Architectural Guarantees¶
-
Inversion of control. The only dynamic choice the core makes is: “Given
eqn.primitive.name(a string), ask the registry for a handler.” There is zero knowledge of concrete ops or frameworks. -
Uniform contracts. Every plugin implements the same three hooks. The core only provides generic services (var→value map, name generator, constant creation, and a place to put nodes).
-
No central policy on which plugins are ‘on’. Activation applies whatever plugins declare. If a plugin shouldn’t change tracing yet, it shouldn’t publish a monkey-patch — that decision is local to the plugin, not the core.

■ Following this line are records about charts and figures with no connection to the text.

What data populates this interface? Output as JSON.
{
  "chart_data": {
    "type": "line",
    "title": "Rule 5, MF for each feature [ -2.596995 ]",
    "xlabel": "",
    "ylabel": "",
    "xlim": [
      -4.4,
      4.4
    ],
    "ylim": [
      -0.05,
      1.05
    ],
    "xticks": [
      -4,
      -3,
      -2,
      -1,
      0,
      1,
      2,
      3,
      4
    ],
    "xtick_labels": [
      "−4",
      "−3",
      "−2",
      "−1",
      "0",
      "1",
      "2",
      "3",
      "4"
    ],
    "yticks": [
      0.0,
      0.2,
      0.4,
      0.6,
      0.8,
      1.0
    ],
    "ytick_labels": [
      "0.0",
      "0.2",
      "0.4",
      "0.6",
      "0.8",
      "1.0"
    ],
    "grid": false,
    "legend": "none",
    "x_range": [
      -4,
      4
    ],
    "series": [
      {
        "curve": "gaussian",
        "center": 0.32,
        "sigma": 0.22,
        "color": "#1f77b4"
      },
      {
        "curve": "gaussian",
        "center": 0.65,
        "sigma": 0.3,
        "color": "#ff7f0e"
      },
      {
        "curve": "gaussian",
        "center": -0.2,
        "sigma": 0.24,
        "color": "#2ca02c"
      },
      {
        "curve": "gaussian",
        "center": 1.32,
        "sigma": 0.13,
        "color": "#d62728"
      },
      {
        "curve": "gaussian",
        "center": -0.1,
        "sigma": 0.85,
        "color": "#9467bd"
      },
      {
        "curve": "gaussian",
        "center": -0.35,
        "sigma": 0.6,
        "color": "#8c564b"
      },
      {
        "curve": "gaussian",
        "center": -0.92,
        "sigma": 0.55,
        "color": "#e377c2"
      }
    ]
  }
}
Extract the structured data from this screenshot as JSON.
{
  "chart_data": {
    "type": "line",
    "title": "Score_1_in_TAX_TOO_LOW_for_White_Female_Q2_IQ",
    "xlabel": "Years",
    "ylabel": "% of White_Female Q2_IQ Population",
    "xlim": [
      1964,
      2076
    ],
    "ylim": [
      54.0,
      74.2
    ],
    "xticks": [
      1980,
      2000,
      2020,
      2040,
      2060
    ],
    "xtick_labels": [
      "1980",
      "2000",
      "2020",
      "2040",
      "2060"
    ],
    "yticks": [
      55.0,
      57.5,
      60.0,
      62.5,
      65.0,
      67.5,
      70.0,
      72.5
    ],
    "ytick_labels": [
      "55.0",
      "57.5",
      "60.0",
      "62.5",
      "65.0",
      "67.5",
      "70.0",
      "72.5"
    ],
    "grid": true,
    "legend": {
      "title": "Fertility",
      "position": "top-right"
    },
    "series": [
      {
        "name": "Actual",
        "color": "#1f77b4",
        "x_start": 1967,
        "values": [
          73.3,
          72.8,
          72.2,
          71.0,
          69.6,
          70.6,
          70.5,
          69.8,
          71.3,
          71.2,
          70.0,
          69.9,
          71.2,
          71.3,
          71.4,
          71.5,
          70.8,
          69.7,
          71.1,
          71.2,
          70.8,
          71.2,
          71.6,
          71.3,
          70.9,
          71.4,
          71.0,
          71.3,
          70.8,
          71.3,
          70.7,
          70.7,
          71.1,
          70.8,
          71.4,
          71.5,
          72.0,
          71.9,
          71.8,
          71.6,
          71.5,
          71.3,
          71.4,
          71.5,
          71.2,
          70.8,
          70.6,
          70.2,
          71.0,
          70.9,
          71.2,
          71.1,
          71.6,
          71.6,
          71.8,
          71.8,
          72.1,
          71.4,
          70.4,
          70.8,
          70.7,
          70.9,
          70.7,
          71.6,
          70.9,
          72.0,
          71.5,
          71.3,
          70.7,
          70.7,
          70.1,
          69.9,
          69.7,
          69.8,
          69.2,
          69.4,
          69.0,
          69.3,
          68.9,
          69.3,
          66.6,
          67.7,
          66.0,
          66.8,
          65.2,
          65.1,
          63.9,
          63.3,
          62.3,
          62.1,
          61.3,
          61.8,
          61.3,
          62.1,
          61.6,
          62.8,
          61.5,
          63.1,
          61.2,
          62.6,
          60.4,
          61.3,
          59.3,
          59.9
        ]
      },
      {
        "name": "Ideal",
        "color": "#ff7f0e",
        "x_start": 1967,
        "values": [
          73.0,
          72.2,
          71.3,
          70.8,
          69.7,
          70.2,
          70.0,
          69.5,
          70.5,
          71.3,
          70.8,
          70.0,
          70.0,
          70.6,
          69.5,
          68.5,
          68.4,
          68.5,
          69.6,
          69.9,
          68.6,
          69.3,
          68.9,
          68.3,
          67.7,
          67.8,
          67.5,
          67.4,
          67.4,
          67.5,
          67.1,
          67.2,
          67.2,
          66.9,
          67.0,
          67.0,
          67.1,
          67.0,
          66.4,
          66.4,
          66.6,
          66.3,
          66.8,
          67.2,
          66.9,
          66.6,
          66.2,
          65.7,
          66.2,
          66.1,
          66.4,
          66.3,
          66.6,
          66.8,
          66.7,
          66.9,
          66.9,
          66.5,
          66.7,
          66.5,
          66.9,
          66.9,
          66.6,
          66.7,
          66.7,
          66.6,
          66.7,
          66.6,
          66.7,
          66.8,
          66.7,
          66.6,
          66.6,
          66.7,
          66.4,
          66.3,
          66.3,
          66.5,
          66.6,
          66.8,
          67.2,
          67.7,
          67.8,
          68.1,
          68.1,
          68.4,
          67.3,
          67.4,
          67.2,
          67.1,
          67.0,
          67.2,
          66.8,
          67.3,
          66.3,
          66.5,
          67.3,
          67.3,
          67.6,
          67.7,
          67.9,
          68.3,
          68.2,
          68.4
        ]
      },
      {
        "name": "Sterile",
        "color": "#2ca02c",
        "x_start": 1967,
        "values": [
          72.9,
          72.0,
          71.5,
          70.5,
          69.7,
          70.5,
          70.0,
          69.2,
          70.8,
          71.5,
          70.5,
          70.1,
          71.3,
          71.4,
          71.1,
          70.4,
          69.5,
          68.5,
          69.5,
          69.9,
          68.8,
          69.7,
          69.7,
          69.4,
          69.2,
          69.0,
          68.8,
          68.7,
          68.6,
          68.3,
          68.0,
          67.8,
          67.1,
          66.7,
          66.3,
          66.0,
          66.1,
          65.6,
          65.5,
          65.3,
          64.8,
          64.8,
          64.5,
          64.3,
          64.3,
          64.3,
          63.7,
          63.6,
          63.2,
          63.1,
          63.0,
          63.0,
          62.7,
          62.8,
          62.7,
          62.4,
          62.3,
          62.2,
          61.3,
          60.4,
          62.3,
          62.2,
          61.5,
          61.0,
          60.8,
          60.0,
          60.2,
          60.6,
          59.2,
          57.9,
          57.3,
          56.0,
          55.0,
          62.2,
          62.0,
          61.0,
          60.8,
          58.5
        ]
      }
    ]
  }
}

TL;DR blueprint (for maintainers)¶
-
Core = small, generic: discover, activate, trace, loop eqns, call
plugin.lower, assert outputs bound, run IR optimizer, finalize ONNX. No plugin names. Ever. -
Plugins = specific: declare patches (all aliases), implement
abstract_eval, implementlower(bind outvars), own all op semantics. -
Context = minimal API for plugins:
get_value_for_var,bind_value_for_var,fresh_name, plus a couple IR conveniences; no framework knowledge. -
Optimizer = tiny, safe, and IR-only: fold layout ping-pongs across pure elementwise ops; match by name or object; never mutate
Node.inputsdirectly — usereplace_input_with.